How to Apply These Concepts Immediately
The more you learn about Scrum values and principles, the clearer it becomes that any organization wishing to implement it must be “all in” and not do things piecemeal or halfway.
With that in mind, the best way to quickly apply these concepts to your organization is for your team to familiarize itself with Scrum. Since you’re reading this article, you’re already well on your way! Once you understand Scrum values and principles, adopt the framework for your workplace’s benefit. If you’re aware of an upcoming software project, for example, then plan ahead by learning about Scrum and getting the framework in place before the actual work begins.

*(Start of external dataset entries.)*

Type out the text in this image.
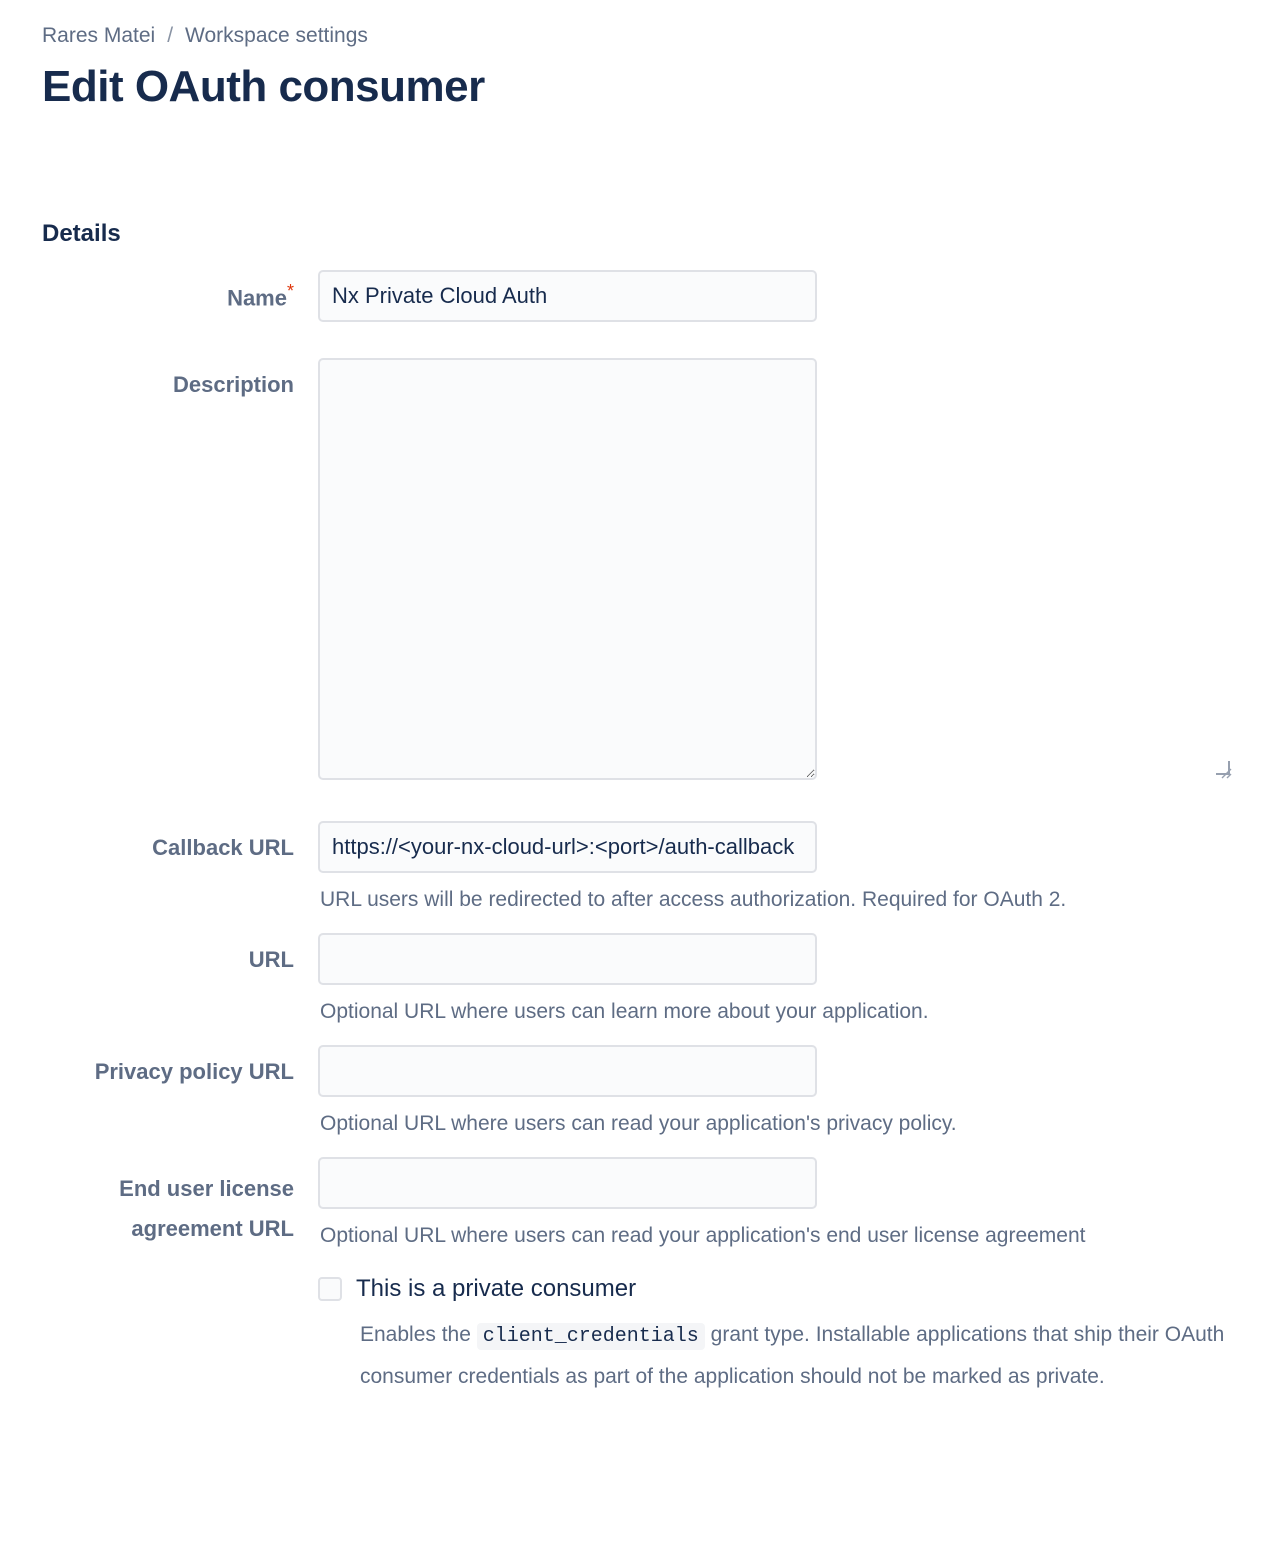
Rares Matei / Workspace settings
Edit OAuth consumer
Details
Name*
Nx Private Cloud Auth
Description
Callback URL
https://<your-nx-cloud-url>:<port>/auth-callback
URL users will be redirected to after access authorization. Required for OAuth 2.
URL
Optional URL where users can learn more about your application.
Privacy policy URL
Optional URL where users can read your application's privacy policy.
End user license agreement URL	Optional URL where users can read your application's end user license agreement
This is a private consumer
Enables the client_credentials grant type. Installable applications that ship their OAuth consumer credentials as part of the application should not be marked as private.
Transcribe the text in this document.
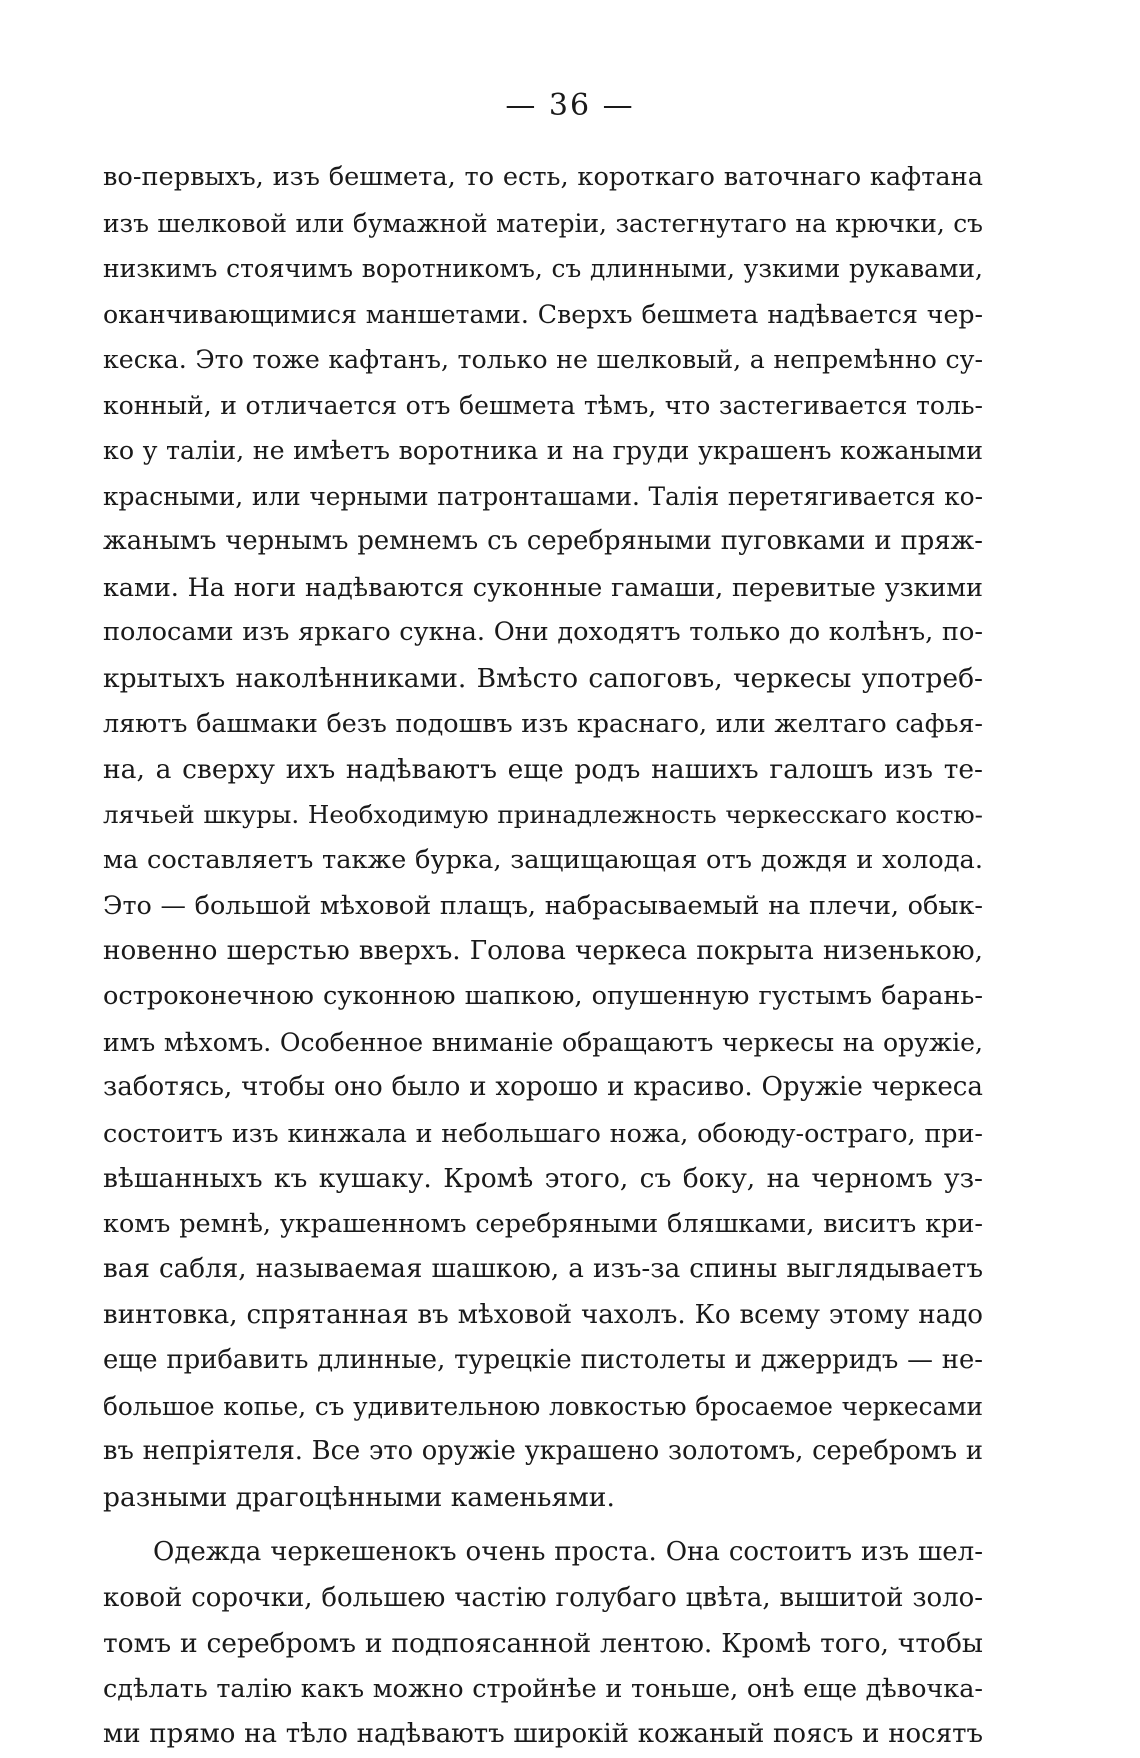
— 36 —
во-первыхъ, изъ бешмета, то есть, короткаго ваточнаго кафтана
изъ шелковой или бумажной матеріи, застегнутаго на крючки, съ
низкимъ стоячимъ воротникомъ, съ длинными, узкими рукавами,
оканчивающимися маншетами. Сверхъ бешмета надѣвается чер-
кеска. Это тоже кафтанъ, только не шелковый, а непремѣнно су-
конный, и отличается отъ бешмета тѣмъ, что застегивается толь-
ко у таліи, не имѣетъ воротника и на груди украшенъ кожаными
красными, или черными патронташами. Талія перетягивается ко-
жанымъ чернымъ ремнемъ съ серебряными пуговками и пряж-
ками. На ноги надѣваются суконные гамаши, перевитые узкими
полосами изъ яркаго сукна. Они доходятъ только до колѣнъ, по-
крытыхъ наколѣнниками. Вмѣсто сапоговъ, черкесы употреб-
ляютъ башмаки безъ подошвъ изъ краснаго, или желтаго сафья-
на, а сверху ихъ надѣваютъ еще родъ нашихъ галошъ изъ те-
лячьей шкуры. Необходимую принадлежность черкесскаго костю-
ма составляетъ также бурка, защищающая отъ дождя и холода.
Это — большой мѣховой плащъ, набрасываемый на плечи, обык-
новенно шерстью вверхъ. Голова черкеса покрыта низенькою,
остроконечною суконною шапкою, опушенную густымъ барань-
имъ мѣхомъ. Особенное вниманіе обращаютъ черкесы на оружіе,
заботясь, чтобы оно было и хорошо и красиво. Оружіе черкеса
состоитъ изъ кинжала и небольшаго ножа, обоюду-остраго, при-
вѣшанныхъ къ кушаку. Кромѣ этого, съ боку, на черномъ уз-
комъ ремнѣ, украшенномъ серебряными бляшками, виситъ кри-
вая сабля, называемая шашкою, а изъ-за спины выглядываетъ
винтовка, спрятанная въ мѣховой чахолъ. Ко всему этому надо
еще прибавить длинные, турецкіе пистолеты и джерридъ — не-
большое копье, съ удивительною ловкостью бросаемое черкесами
въ непріятеля. Все это оружіе украшено золотомъ, серебромъ и
разными драгоцѣнными каменьями.
Одежда черкешенокъ очень проста. Она состоитъ изъ шел-
ковой сорочки, большею частію голубаго цвѣта, вышитой золо-
томъ и серебромъ и подпоясанной лентою. Кромѣ того, чтобы
сдѣлать талію какъ можно стройнѣе и тоньше, онѣ еще дѣвочка-
ми прямо на тѣло надѣваютъ широкій кожаный поясъ и носятъ
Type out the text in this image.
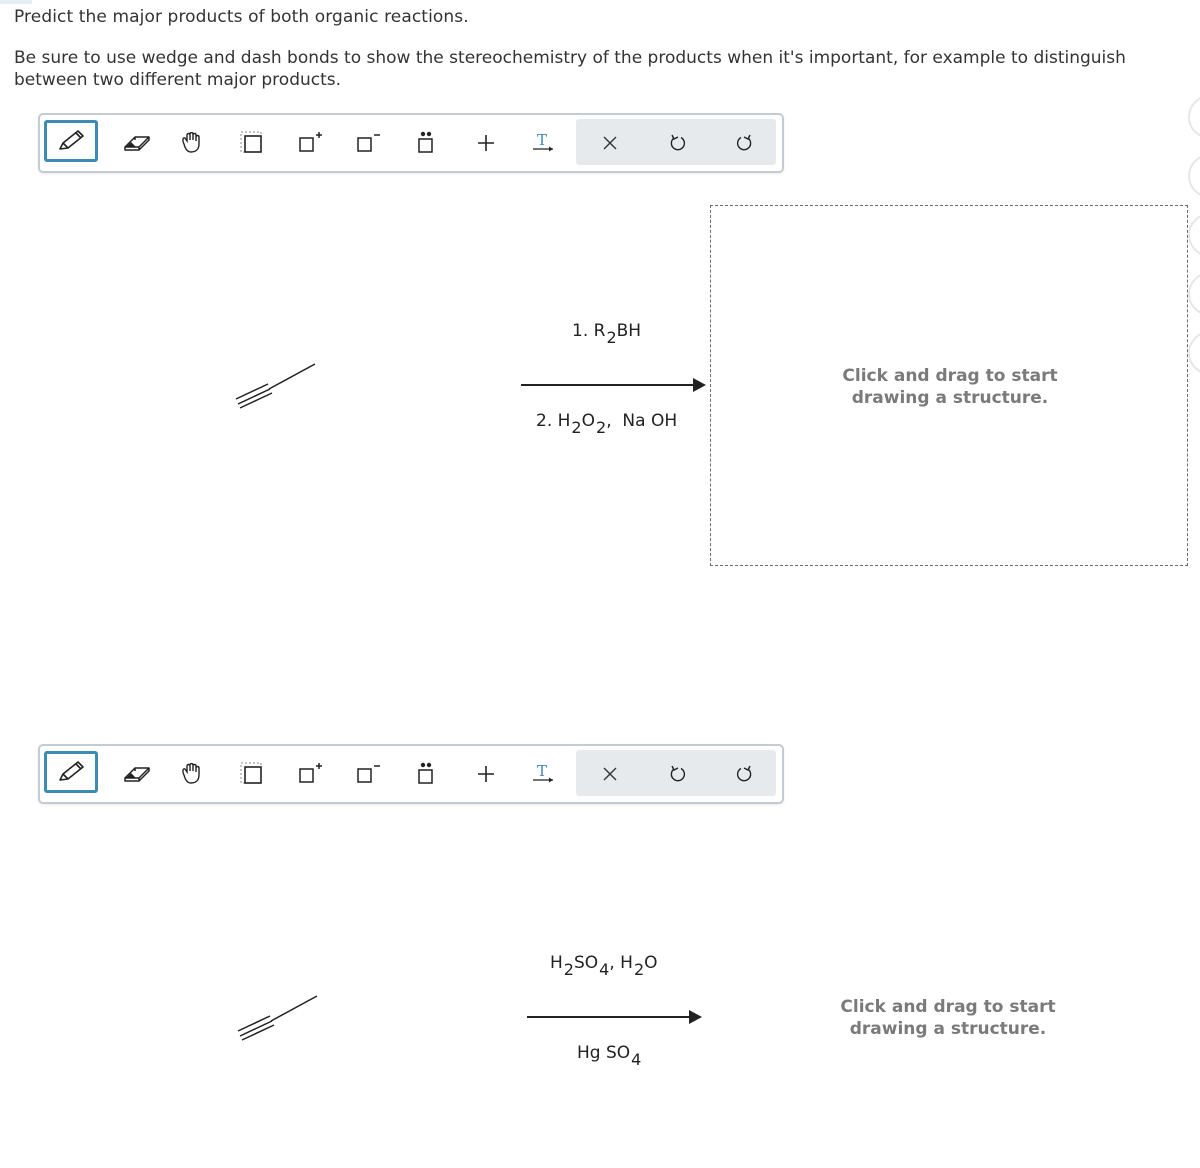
Predict the major products of both organic reactions.
Be sure to use wedge and dash bonds to show the stereochemistry of the products when it's important, for example to distinguish between two different major products.
T
1. $R_2BH$
2. $H_2O_2$, Na OH
Click and drag to start drawing a structure.
T
$H_2SO_4$, $H_2O$
Hg $SO_4$
Click and drag to start drawing a structure.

Everyone must be committed to the Scrum team, and the entire team must be committed to following the whole procedure. Scrum’s values and principles are hardly unique to today’s workplace. Still, it’s bringing together these elements and turning them into a workable Scrum that sets it apart from merely telling everyone, “Okay, from now on, we’re going to resolve to communicate better.” This methodology isn’t a salad bar or buffet table; you don’t pick and choose which values and principles you want to incorporate.